Because the two of you have a long and exceptionally drama-filled history of breaking up then getting back together, silent treatments, back an forth, and all manner of other BSC behavior between you? 

Honestly, she probably has no idea if this breakup is "for real this time" or if it's just another in an ongoing saga of breakups and makeups. That wouldn't be an entirely baseless assumption on her part.

If you're actually serious about this breakup, then the best thing to do would be to send her a brief message stating that your relationship is over and that you'd prefer that she not contact you again. After that, you're free to ignore her messages or block her communications.


----------



## ne9907 (Jul 17, 2013)

Send her a DO NOT contact email. Forma, if she breaks the formal do not contact email, then you may apply (and will be granted) a restraining order. Keep all the emails as proof.


----------



## lucy999 (Sep 28, 2014)

Stone cold silent.

Sent from my SM-G900V using Tapatalk


----------



## bandit.45 (Feb 8, 2012)

No woman can stand it when the guy breaks up with her. It cuts to her very core and releases all her insecurities. This is why a woman will carry a torch for the guy who dumped her for years or even decades afterwards. In the CWI forum you see story after story of women pursuing old boyfriends behind their husbands' backs, and often these are boyfriends who dumped them or cheated on them. They must get closure. Its an old story. 

Now...if it is the woman doing the dumping, she will dump you and never look back... never even give you a second thought. You are just a person she used to know.

Guys, when the woman who is breaking up with you tells you she will "always love you" and "treasure your time together", blah blah, et al? It is a lie. It is a lie she tells herself to make herself feel better about dumping you. After she hooks up with a new man she will barely remember your name, much less remember that she ever loved you.


----------



## Married&Confused (Jan 19, 2011)

Kylie84 said:


> Better question to ask yourself- Why the heck do you think you need to be dating within TWO WEEKS of breaking up with the person you at one stage at least, you thought you were going to marry??

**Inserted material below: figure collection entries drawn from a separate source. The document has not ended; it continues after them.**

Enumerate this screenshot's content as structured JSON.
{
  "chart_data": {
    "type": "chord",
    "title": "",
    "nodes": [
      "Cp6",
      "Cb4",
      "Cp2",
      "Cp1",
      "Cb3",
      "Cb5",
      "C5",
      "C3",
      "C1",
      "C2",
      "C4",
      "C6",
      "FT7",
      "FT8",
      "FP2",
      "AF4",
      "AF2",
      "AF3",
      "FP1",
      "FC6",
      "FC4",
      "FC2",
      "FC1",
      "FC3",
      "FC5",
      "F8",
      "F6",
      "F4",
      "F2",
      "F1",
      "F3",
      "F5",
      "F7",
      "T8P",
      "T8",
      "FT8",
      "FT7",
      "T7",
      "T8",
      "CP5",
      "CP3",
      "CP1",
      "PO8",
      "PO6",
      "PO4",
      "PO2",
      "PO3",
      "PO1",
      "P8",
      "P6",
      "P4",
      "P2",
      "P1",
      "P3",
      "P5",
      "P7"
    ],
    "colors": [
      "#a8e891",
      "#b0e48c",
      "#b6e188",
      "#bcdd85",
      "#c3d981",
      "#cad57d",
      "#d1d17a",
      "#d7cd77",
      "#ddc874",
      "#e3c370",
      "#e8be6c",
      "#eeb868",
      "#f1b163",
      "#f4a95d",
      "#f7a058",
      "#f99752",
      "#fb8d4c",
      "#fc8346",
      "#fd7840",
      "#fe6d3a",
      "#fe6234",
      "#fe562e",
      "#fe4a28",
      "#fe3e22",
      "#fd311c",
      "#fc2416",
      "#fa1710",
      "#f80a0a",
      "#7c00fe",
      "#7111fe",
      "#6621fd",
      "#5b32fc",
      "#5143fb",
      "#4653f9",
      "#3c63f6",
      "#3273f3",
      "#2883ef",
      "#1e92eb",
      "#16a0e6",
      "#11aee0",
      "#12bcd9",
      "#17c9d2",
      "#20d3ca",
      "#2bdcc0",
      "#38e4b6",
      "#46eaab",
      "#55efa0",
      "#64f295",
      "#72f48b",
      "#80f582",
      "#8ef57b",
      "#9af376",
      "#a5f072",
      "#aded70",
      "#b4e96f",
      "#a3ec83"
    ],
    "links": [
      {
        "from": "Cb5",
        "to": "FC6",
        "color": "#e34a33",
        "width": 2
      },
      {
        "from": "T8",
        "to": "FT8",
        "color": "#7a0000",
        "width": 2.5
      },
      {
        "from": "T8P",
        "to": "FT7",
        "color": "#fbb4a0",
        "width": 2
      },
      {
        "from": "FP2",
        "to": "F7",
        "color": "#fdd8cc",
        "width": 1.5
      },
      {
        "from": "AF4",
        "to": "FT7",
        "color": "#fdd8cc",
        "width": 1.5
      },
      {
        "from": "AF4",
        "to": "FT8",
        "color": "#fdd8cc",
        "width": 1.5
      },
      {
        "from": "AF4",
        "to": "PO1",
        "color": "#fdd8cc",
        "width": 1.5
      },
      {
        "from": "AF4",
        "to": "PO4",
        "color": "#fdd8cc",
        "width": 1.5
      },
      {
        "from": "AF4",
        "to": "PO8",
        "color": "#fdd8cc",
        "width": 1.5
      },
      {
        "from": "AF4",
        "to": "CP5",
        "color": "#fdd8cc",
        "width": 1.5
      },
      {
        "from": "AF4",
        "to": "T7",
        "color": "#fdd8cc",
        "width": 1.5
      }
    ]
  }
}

so what if he's dating? is there an official time limit after breaking up where someone can't date???

jdesey... just don't respond. no re-hashing, no reconsidering... no response. you've moved on, so should she.


----------



## jdesey (Dec 6, 2015)

Yes. I sure am dating. Or at least trying. No way am I looking for a relationship. But I think rge sooner the better. Gotta dust myself off and move on. 

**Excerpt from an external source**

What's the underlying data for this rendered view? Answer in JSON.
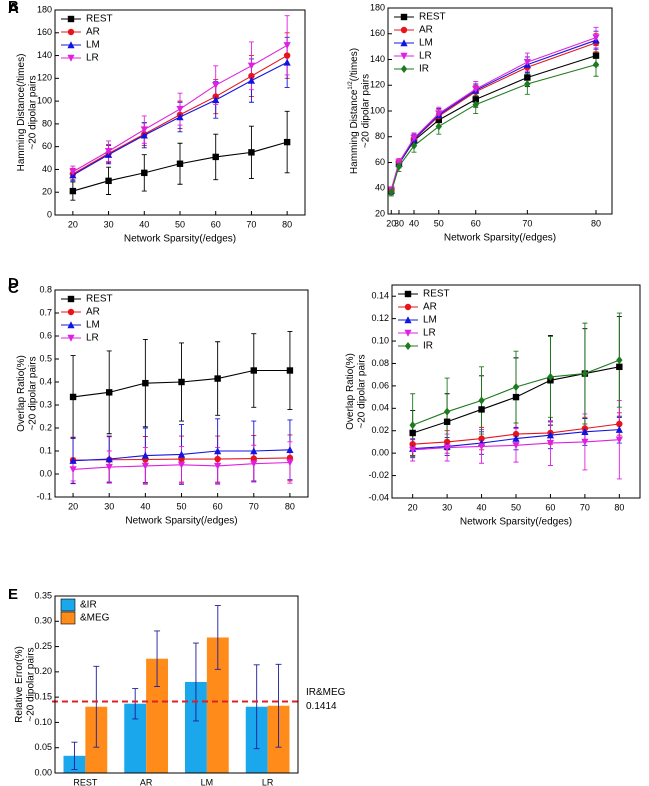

I don't have to tell her no contact. She told me that. Several times. So I don't get why she's contacting me. 

Eventually I want my stuff from her. But that can wait fir 30 days or so. 

For now. I stick to the no reply strategy.
_Posted via Mobile Device_


----------



## Marduk (Jul 16, 2010)

Add her to your spam filter and forget about it.


----------



## jld (Dec 1, 2013)

I think you should forget about getting your stuff back.


----------



## alte Dame (Aug 7, 2012)

She's contacting you because it's not really over for her.

If it's really over for you, then filter out her e-mails. Send them to spam or trash so that you won't even see them when they come in.


----------



## turnera (Jan 22, 2010)

She's contacting you because if you contact her back, she wins.


----------



## SecondTime'Round (Jan 15, 2015)

Because you're both incredibly immature.


----------